Mother's Birthday
   
   
MORELAND, Ga. - It was my mother's birthday, so a few members of the family gathered to help her celebrate. We gave up on my mother having too many more birthdays some time ago, but she's currently making another in a long series of comebacks. 

My Aunt Jessie, who lives just past the clothesline from my mother, was there and brought some of her wonderful creamed corn. I ate myself under the table. 

Anyway, since it was a birthday we were celebrating, the question of age came up. My Aunt Jessie said proudly she was 75 and she hoped and prayed to live to be 100, which she'll probably make. She stays too busy not to. 

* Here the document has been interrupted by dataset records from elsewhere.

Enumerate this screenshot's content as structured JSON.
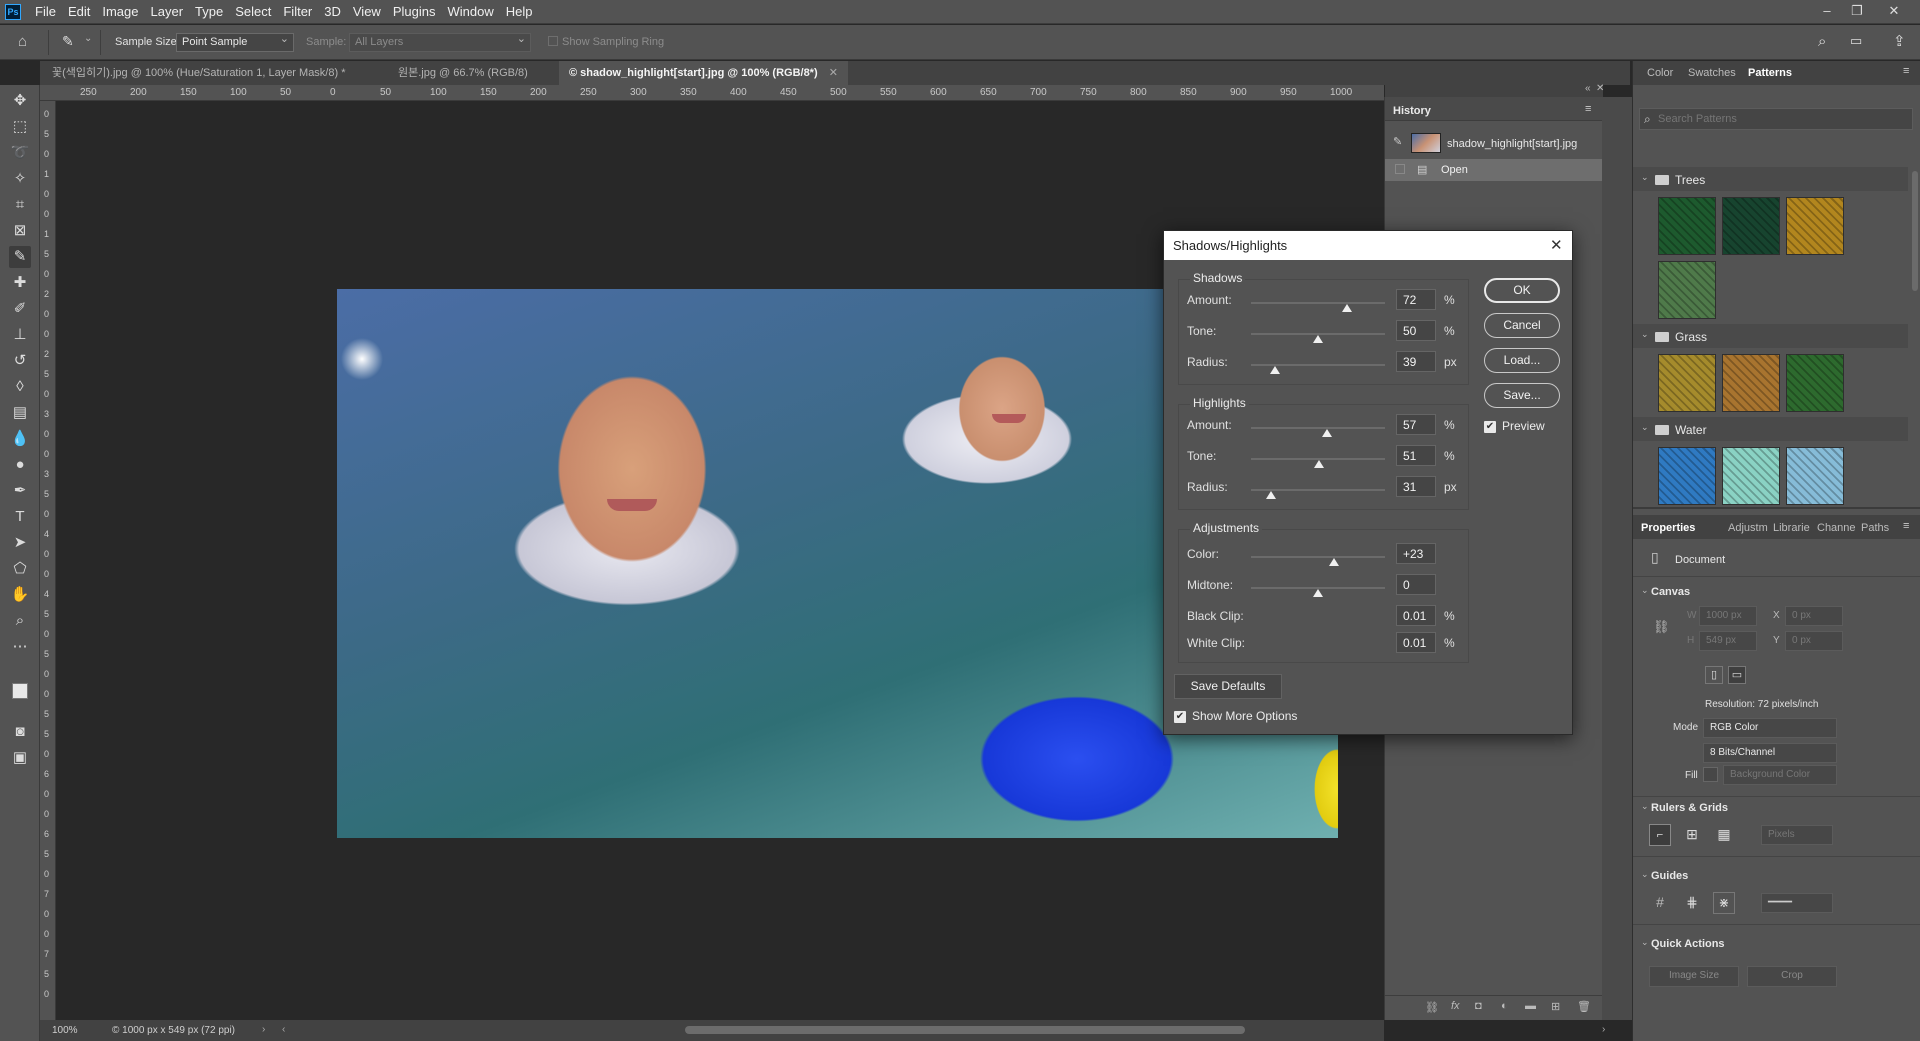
{
  "app": {
    "logo": "Ps",
    "menu": [
      "File",
      "Edit",
      "Image",
      "Layer",
      "Type",
      "Select",
      "Filter",
      "3D",
      "View",
      "Plugins",
      "Window",
      "Help"
    ],
    "window_controls": [
      "minimize-icon",
      "restore-icon",
      "close-icon"
    ]
  },
  "options": {
    "sample_size_label": "Sample Size:",
    "sample_size_value": "Point Sample",
    "sample_label": "Sample:",
    "sample_value": "All Layers",
    "sampling_ring_label": "Show Sampling Ring"
  },
  "tabs": [
    {
      "label": "꽃(색입히기).jpg @ 100% (Hue/Saturation 1, Layer Mask/8) *",
      "active": false
    },
    {
      "label": "원본.jpg @ 66.7% (RGB/8)",
      "active": false
    },
    {
      "label": "© shadow_highlight[start].jpg @ 100% (RGB/8*)",
      "active": true
    }
  ],
  "ruler_h": [
    "250",
    "200",
    "150",
    "100",
    "50",
    "0",
    "50",
    "100",
    "150",
    "200",
    "250",
    "300",
    "350",
    "400",
    "450",
    "500",
    "550",
    "600",
    "650",
    "700",
    "750",
    "800",
    "850",
    "900",
    "950",
    "1000"
  ],
  "ruler_v": [
    "0",
    "5",
    "0",
    "1",
    "0",
    "0",
    "1",
    "5",
    "0",
    "2",
    "0",
    "0",
    "2",
    "5",
    "0",
    "3",
    "0",
    "0",
    "3",
    "5",
    "0",
    "4",
    "0",
    "0",
    "4",
    "5",
    "0",
    "5",
    "0",
    "0",
    "5",
    "5",
    "0",
    "6",
    "0",
    "0",
    "6",
    "5",
    "0",
    "7",
    "0",
    "0",
    "7",
    "5",
    "0"
  ],
  "status": {
    "zoom": "100%",
    "doc_info": "© 1000 px x 549 px (72 ppi)"
  },
  "history": {
    "title": "History",
    "snapshot_label": "shadow_highlight[start].jpg",
    "items": [
      {
        "label": "Open"
      }
    ]
  },
  "patterns_panel": {
    "tabs": [
      "Color",
      "Swatches",
      "Patterns"
    ],
    "search_placeholder": "Search Patterns",
    "groups": [
      {
        "name": "Trees",
        "swatches": [
          "#1d5a2e",
          "#17442f",
          "#b2861e",
          "#4f7a4a"
        ]
      },
      {
        "name": "Grass",
        "swatches": [
          "#a58b2c",
          "#a8742f",
          "#2d6a2e"
        ]
      },
      {
        "name": "Water",
        "swatches": [
          "#2f7ac2",
          "#8ad2c4",
          "#86bcd8"
        ]
      }
    ]
  },
  "properties": {
    "tabs": [
      "Properties",
      "Adjustm",
      "Librarie",
      "Channe",
      "Paths"
    ],
    "doc_label": "Document",
    "canvas_label": "Canvas",
    "w_label": "W",
    "w_value": "1000 px",
    "h_label": "H",
    "h_value": "549 px",
    "x_label": "X",
    "x_value": "0 px",
    "y_label": "Y",
    "y_value": "0 px",
    "resolution": "Resolution: 72 pixels/inch",
    "mode_label": "Mode",
    "mode_value": "RGB Color",
    "bits_value": "8 Bits/Channel",
    "fill_label": "Fill",
    "fill_value": "Background Color",
    "rulers_label": "Rulers & Grids",
    "units_value": "Pixels",
    "guides_label": "Guides",
    "quick_label": "Quick Actions",
    "image_size_btn": "Image Size",
    "crop_btn": "Crop"
  },
  "dialog": {
    "title": "Shadows/Highlights",
    "shadows": {
      "label": "Shadows",
      "rows": [
        {
          "label": "Amount:",
          "value": "72",
          "unit": "%",
          "level": 0.72
        },
        {
          "label": "Tone:",
          "value": "50",
          "unit": "%",
          "level": 0.5
        },
        {
          "label": "Radius:",
          "value": "39",
          "unit": "px",
          "level": 0.18
        }
      ]
    },
    "highlights": {
      "label": "Highlights",
      "rows": [
        {
          "label": "Amount:",
          "value": "57",
          "unit": "%",
          "level": 0.57
        },
        {
          "label": "Tone:",
          "value": "51",
          "unit": "%",
          "level": 0.51
        },
        {
          "label": "Radius:",
          "value": "31",
          "unit": "px",
          "level": 0.15
        }
      ]
    },
    "adjustments": {
      "label": "Adjustments",
      "color_label": "Color:",
      "color_value": "+23",
      "color_level": 0.62,
      "midtone_label": "Midtone:",
      "midtone_value": "0",
      "midtone_level": 0.5,
      "black_label": "Black Clip:",
      "black_value": "0.01",
      "black_unit": "%",
      "white_label": "White Clip:",
      "white_value": "0.01",
      "white_unit": "%"
    },
    "buttons": {
      "ok": "OK",
      "cancel": "Cancel",
      "load": "Load...",
      "save": "Save..."
    },
    "preview_label": "Preview",
    "save_defaults": "Save Defaults",
    "more_options": "Show More Options"
  }
}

"Didn't you just have a birthday?" somebody asked me. 

I admitted I did. 

"How old were you?" asked my Aunt Jessie. 

"Thirty-nine," I said. 

I hadn't really thought a lot about my birthday until the subject was brought up at home. I hadn't thought much about reaching 39, either. 
 

39 isn't really old . . .
 

Thirty-nine. Certainly, it doesn't seem as old to me as it once did, but 39 is sort of the year you have to admit you're losing the battle against time. 

You fight time when you're younger. It passes much too slowly, but all of a sudden, the years have sneaked away and there you stand on the threshold of 40, which is the year, if you're a single man, it's time you quit messing around with women who don't know how World War II came out. 

"It doesn't seem like it's been 39 years since you were born," said my Aunt Jessie, who is very outspoken. 

"I remember going to see you in the hospital," she went on. "I believe you were the ugliest baby I've ever seen." 

My mother was eating birthday cake and not paying attention, so there was nobody in the room to defend me. 

"You were just a tiny thing and you had the reddest face," my aunt continued. "I thought at first there was something wrong with you." 

"There was," said one of my cousins. I chose to ignore that remark. 

My Aunt Jessie was just warming up, concerning the secrets of my infancy. 
 

Galded? What's that?
 

"I baby-sat you all the time," she said, "and you were the worst one to get galded I've ever seen." 

I didn't know what "galded" meant, so I asked my cousin. 

"Getting a raw butt," she explained. 

My aunt went on. 

"I was trying to change you one day and I had a jar of Vaseline sitting on the table. I don't think you were a year old yet, but you picked up the jar of Vaseline and threw it across the room. 

"It shattered into a thousand pieces and I popped you a good one right on your behind. I left my handprint on you, and I was scared to death your mama or daddy would see it, but they didn't. But I don't think you ever threw a jar of Vaseline again, either." 

I haven't. As a matter of fact, every time I see a jar of Vaseline I get a severe pain in my . . . well, where my aunt popped me one. 

Before the day was over, I decided not to be concerned with the fact I'm 39 an d soon will be 40. Anybody born as ugly as I was and who was subjected to such cruelty as an infant is darn lucky to have made it this far. 

And before I go, girls, one last thing. We won. Big.